Today we are at a much better place, we are profitable, and we’re growing faster. But still, we’re lucky to be at a point where raising money is an option for us, and not a need.

We were holding the need to raise money until we are sure that we know where to spend it. Raising money helps you grow faster, but it’s also a promise to these investors that your company can become “X” big, and that’s a challenge that we don’t have to deal with now.

What do you think you could’ve done differently?

I think how much time it took us to really care about churn and retention was a mistake; those are both things we should have focused on more early in the beginning.

Next, with the team and with hiring, I think we could’ve done things differently too. Now, we’re much slower to hire. First, we make sure budget-wise that we are going to be able to afford this person with an extra cushion in case we have a bad month or three. It’s important for us that we’ll still be able to hold their position if a bad month comes and that their job is not at risk. We also try to do a consulting project with any prospect we’re trying to hire. We’ll ask them to do a paid project in whatever area they’re going to be doing inside the company, just to understand their talents, their skill set, how they work, how they get along with the team, and things like that.

Next, firing fast is another thing that we look at. I remember seeing a lot of blogs talking about how you should hire slow and fire fast. It’s tough advice, but it’s true – it’s very valuable to understand and practice.
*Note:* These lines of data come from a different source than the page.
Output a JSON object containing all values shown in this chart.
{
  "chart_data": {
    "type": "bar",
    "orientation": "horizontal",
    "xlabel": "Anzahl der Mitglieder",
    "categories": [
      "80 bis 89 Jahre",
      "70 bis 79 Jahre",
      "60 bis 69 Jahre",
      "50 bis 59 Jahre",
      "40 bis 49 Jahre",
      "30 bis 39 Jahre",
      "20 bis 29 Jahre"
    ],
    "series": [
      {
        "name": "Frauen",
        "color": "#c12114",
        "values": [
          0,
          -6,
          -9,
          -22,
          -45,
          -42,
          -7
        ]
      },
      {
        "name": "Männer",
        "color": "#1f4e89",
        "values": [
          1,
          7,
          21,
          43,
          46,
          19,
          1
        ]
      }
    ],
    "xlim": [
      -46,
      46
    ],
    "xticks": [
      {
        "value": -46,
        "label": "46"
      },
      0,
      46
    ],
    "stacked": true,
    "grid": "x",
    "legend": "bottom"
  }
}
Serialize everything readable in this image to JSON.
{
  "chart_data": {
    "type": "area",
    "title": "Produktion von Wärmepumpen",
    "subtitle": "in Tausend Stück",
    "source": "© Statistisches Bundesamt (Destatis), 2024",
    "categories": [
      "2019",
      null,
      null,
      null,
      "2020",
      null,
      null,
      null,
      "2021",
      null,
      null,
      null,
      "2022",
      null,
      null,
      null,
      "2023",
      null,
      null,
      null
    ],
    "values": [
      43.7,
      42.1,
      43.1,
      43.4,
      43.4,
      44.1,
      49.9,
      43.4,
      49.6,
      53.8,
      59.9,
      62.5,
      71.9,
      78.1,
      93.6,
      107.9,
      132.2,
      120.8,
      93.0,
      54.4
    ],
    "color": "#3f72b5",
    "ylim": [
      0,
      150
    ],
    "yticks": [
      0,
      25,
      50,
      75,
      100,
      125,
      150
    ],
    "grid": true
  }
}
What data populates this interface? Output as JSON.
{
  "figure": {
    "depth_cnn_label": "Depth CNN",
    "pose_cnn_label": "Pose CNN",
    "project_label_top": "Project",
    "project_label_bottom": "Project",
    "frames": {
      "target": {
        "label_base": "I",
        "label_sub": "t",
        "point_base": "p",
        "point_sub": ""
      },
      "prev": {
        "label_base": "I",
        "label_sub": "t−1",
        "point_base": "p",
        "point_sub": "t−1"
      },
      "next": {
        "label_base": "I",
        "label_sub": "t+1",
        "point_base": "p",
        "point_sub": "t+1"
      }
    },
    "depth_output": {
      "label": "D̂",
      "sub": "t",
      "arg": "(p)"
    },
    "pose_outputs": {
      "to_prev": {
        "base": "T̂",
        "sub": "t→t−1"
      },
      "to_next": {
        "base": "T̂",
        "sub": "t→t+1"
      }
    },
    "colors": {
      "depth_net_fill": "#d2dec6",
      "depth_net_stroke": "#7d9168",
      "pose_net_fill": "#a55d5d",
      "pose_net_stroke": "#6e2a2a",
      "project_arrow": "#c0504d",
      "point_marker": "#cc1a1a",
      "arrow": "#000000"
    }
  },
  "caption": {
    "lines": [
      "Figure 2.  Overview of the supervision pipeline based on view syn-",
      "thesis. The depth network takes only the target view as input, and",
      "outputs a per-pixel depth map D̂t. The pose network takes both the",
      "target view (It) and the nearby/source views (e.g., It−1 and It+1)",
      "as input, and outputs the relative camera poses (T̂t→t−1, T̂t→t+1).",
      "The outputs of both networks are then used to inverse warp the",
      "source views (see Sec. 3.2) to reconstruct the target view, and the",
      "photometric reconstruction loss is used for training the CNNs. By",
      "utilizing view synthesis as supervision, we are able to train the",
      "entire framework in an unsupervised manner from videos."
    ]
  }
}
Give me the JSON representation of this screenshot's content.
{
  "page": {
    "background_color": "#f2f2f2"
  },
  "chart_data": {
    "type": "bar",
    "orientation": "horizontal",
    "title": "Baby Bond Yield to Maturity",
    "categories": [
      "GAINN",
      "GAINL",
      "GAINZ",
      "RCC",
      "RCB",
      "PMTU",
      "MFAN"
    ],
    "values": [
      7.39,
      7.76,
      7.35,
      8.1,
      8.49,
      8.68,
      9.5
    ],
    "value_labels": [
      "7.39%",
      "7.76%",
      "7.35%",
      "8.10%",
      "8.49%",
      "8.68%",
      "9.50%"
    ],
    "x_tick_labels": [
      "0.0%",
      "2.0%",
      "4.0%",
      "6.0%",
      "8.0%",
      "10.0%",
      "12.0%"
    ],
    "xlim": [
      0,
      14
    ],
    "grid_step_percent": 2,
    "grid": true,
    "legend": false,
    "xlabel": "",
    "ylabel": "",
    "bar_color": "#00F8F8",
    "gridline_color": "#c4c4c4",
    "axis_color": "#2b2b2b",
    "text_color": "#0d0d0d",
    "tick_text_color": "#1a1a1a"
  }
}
Lastly, we now focus a lot on our company culture. We have a position at our company called the Culture Manager, and it’s their job to keep everyone happy and excited about work. We’ve succeeded at creating a company culture and a work environment that our team loves and is excited about. We go out as friends beyond work often. However, this can make firing hard because you get close to people, but that’s where firing fast is important.

It’s important early on that you remove people that aren’t doing good work and that are infecting the company culture, instead of waiting until it’s too late.